In Part 1 of my blog about not letting big data overwhelm your business, I delved into what big data means to organizations today, how it has evolved and what challenges it presents. Part 2 will look at how Commvault software allows you to make sense of big data and turn it into an opportunity for your business.
Making Big Data Simple
Once Commvault software has been told what to do by setting up policies, it applies those policies to all newly created data. These policies can be run globally across the entire infrastructure and will detect changes to the environment, making data management much simpler.
It is also much easier if the key functions of the software like indexing, collection, and recovery integrate directly with the application via the API. This means the software can engage the big data name node to understand which data is net new. Once the data has been captured once, incremental backups can be applied forever. Synthetic fulls can be run every week and they will stitch the data together as if there was only one job that ever ran and that job ran yesterday!
Commvault software also takes the worry out of managing performance. Backups take full advantage of the distributed architecture using load balancing. Once multiple media agents have been deployed the software will intelligently use the fastest nodes and switch over to another one if one fails.
Making Big Data Intelligent
Commvault software is intelligent and understands the data structure. For example, recovery of data is performed as the application and infrastructure expects. This means the data is seen as net new and as one copy and so Hadoop (for example) creates the other copies used for redundancy natively.
A fast and intelligent way to do restores with very large data sets is to provide native access to the data. This provides immediate availability, avoiding the need to perform a restore and means limited workloads can be run immediately.
Seamless integration with the cloud allows the provisioning of both data and compute. This enables Cloud DR and Cloud Dev/Test Operations use cases. Pre-built workflows are provided for each of these.

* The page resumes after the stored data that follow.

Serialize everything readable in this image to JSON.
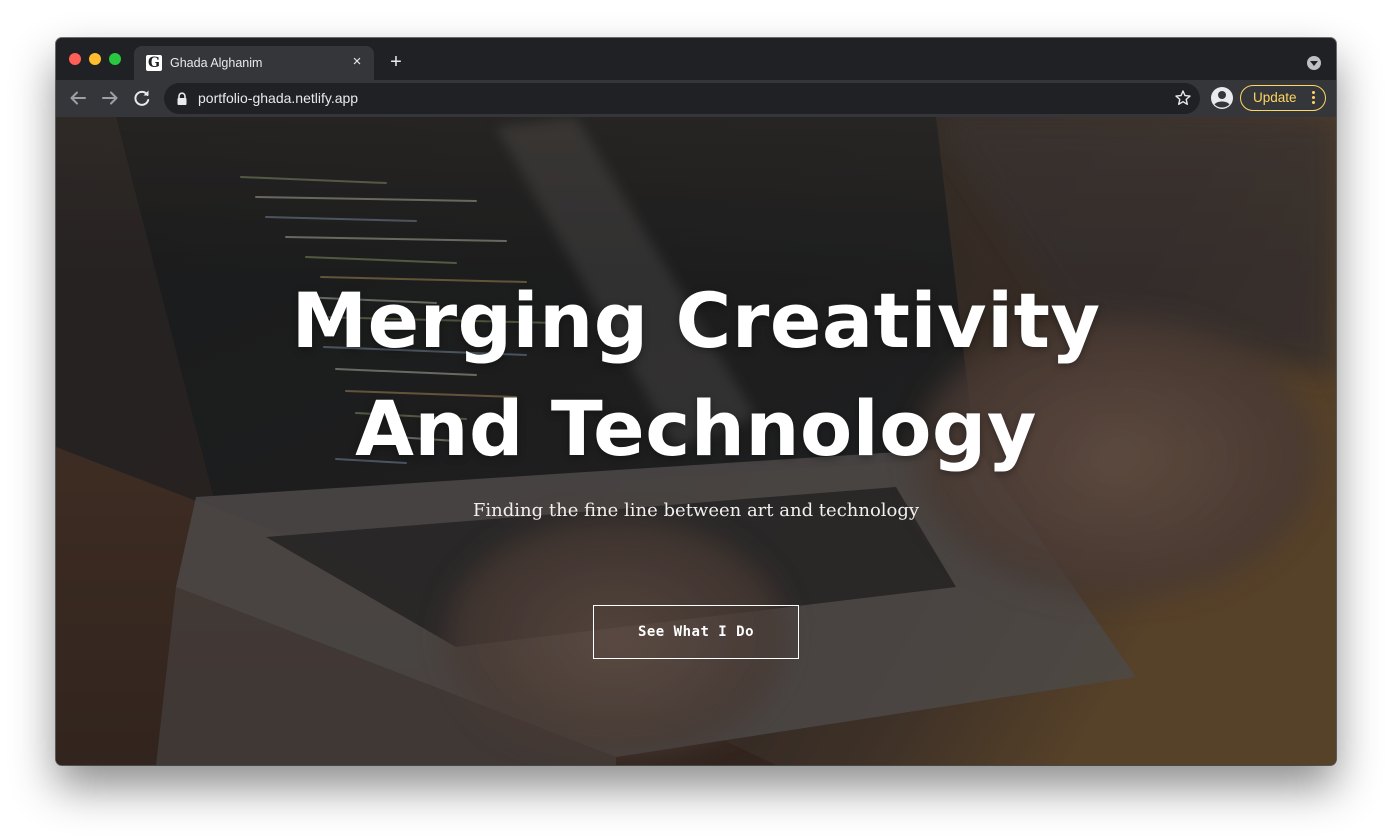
{
  "browser": {
    "tab": {
      "favicon_letter": "G",
      "title": "Ghada Alghanim"
    },
    "new_tab_symbol": "+",
    "close_symbol": "×",
    "address_bar": {
      "url": "portfolio-ghada.netlify.app",
      "secure": true
    },
    "update_button_label": "Update",
    "colors": {
      "chrome_dark": "#202124",
      "chrome_toolbar": "#35363a",
      "update_accent": "#fdd663"
    },
    "icons": [
      "back-arrow-icon",
      "forward-arrow-icon",
      "reload-icon",
      "lock-icon",
      "star-icon",
      "profile-icon",
      "more-vertical-icon",
      "tab-search-icon"
    ]
  },
  "hero": {
    "title": "Merging Creativity And Technology",
    "subtitle": "Finding the fine line between art and technology",
    "cta_label": "See What I Do",
    "background": "photo of hands typing on a laptop showing code"
  }
}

High Performance for Big Data Protection
Ensuring good performance always requires considering both the data source and the destination to avoid bottlenecks. A Software Defined Storage (SDS) back-end ensures data can be received and de-duped at massive scale. The source can be scaled up by adding multiple media agents to increase parallel streams, which ensures parallel I/O all the way through.
We’ve also taken advantage of the distributed architecture for resilience, as both the media agents (source) and SDS (destination) can both fail over. These highly available nodes continue to operate in the event of either drive or node level failures.
Controlling Big Data
Our final desirable attribute for big data is control over the data lifecycle. To achieve this we provide a policy driven set of services such as migrating and tiering the data that really make production environments much easier to control. This is vital with big data as growth can be both rapid and unpredictable. Uncontrolled growth can be very costly in big data environments as at some point a facility’s capacity such as power and cooling come under pressure – and those can be difficult and costly to resolve.
Big data is one of the most important elements of digital business and will be a major contributor to the future competitiveness of many companies. However, it presents significant challenges of scale and complexity which are compounded by its lack of maturity. Its unique nature, which prioritises low latency and resilience to local failure, also make it storage inefficient, increasing the difficulty of managing the data. Adding Commvault software to big data helps overcome these challenges, adding intelligence and maturity to the implementation and making it far easier to protect and control.